Her ability to bounce back from failure and adversity, to be resilient, is the key. But how does she learn to do that on a consistent basis? It's vitally important for you as the adult to help her to frame the game and her performance in a way that will encourage her to use her power of resiliency.
In my team's games last Sunday one of my players was having a difficult time adjusting to a slower pitcher. My player kept lining the ball foul, like five times in a row. She could not wait long enough to hit the ball fair. I could see her frustration mount with each pitch. I was telling her to "stay back," but her body would not comply. In one at bat, after maybe eight or nine pitches she grounded out to 3B. All she could do was shake her head all the way back to the dugout.
Before her next at bat I continued to work on her to mentally slow the game down, to experiment with her timing a bit, and mostly to have fun with it. On her next at bat she hit the first pitch way foul again. She looked at me and I just smiled back at her. She smiled at me and proceeded to line the next pitch right at 2B for another out. When she got to first base I smile and congratulated her on a great at bat. She made the difficult adjustment and waited long enough to hit the ball but a foot away from being a hit.
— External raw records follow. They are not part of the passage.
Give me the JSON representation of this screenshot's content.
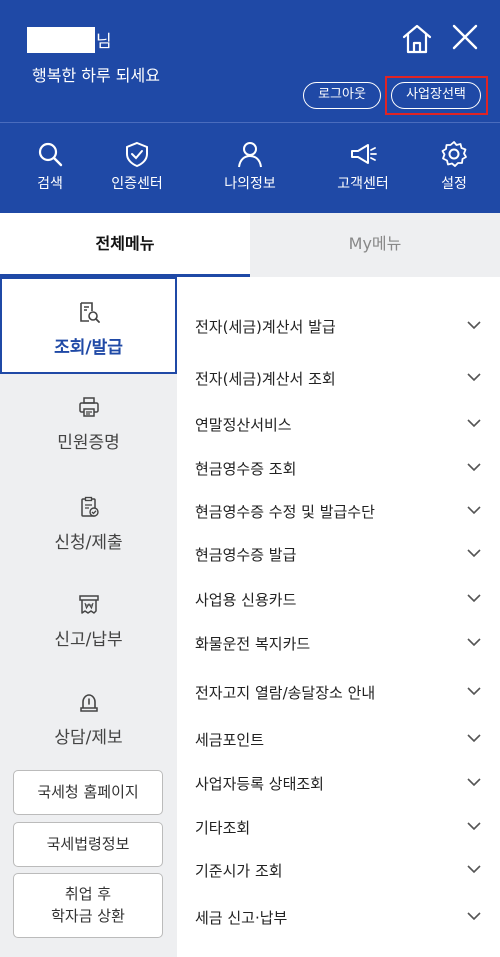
{
  "header": {
    "name_suffix": "님",
    "greeting": "행복한 하루 되세요",
    "logout_label": "로그아웃",
    "business_select_label": "사업장선택"
  },
  "iconbar": [
    {
      "label": "검색",
      "icon": "search-icon"
    },
    {
      "label": "인증센터",
      "icon": "shield-check-icon"
    },
    {
      "label": "나의정보",
      "icon": "person-icon"
    },
    {
      "label": "고객센터",
      "icon": "megaphone-icon"
    },
    {
      "label": "설정",
      "icon": "gear-icon"
    }
  ],
  "tabs": {
    "all": "전체메뉴",
    "my": "My메뉴"
  },
  "categories": [
    {
      "label": "조회/발급",
      "icon": "search-document-icon",
      "active": true
    },
    {
      "label": "민원증명",
      "icon": "printer-icon"
    },
    {
      "label": "신청/제출",
      "icon": "clipboard-check-icon"
    },
    {
      "label": "신고/납부",
      "icon": "won-receipt-icon"
    },
    {
      "label": "상담/제보",
      "icon": "siren-icon"
    }
  ],
  "links": {
    "nts_home": "국세청 홈페이지",
    "nts_law": "국세법령정보",
    "student_loan_line1": "취업 후",
    "student_loan_line2": "학자금 상환"
  },
  "menu": [
    "전자(세금)계산서 발급",
    "전자(세금)계산서 조회",
    "연말정산서비스",
    "현금영수증 조회",
    "현금영수증 수정 및 발급수단",
    "현금영수증 발급",
    "사업용 신용카드",
    "화물운전 복지카드",
    "전자고지 열람/송달장소 안내",
    "세금포인트",
    "사업자등록 상태조회",
    "기타조회",
    "기준시가 조회",
    "세금 신고·납부"
  ],
  "colors": {
    "primary": "#1f49a6",
    "highlight": "#e02424",
    "sidebar_bg": "#eeeff1"
  }
}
If your athlete, like my player, is only concerned with the results (making an out), without realizing just what a great at bat she may have had (by making adjustments, making the pitcher throw 8-9 pitches, by laying down a perfect sacrifice bunt, hitting behind the runner to advance her, or hitting the ball right on the screws right at somebody) she may be inclined to see her results as having failed.
Here are five sure fire ways you can help her to frame her performance in a way that will build up her resiliency:
- Reaffirm that the game of fastpitch is a difficult one in which no one is perfect. Mistakes and poor at bats are going to happen; they happen to every player.
- On the days when the game gets her she needs to view it as a "learning" or "investment" day to help her get better. Inevitably all mistakes provide an opportunity for growth.
- Have her focus on her effort and not the outcome or results. In this way she can focus on those factors she has control over...her effort and her attitude.
- Practice non-judgment of her performance. If she feels that you are down on her game it will be much harder for her to bounce back. Be supportive and re-read points 1-3.
- Have a discussion with her about expectations. Expectations her parents, coaches and she has for her performance, and determine how realistic these expectations are. Again, no one is perfect, but if your athlete truly believes she has to be her resiliency to bounce back from adversity will be slow forming.
Building a strong, resilient athlete requires a short memory, self-confidence and highly supportive parents and coaches. Like everything in sports resiliency will take time to cultivate on her journey to mastery.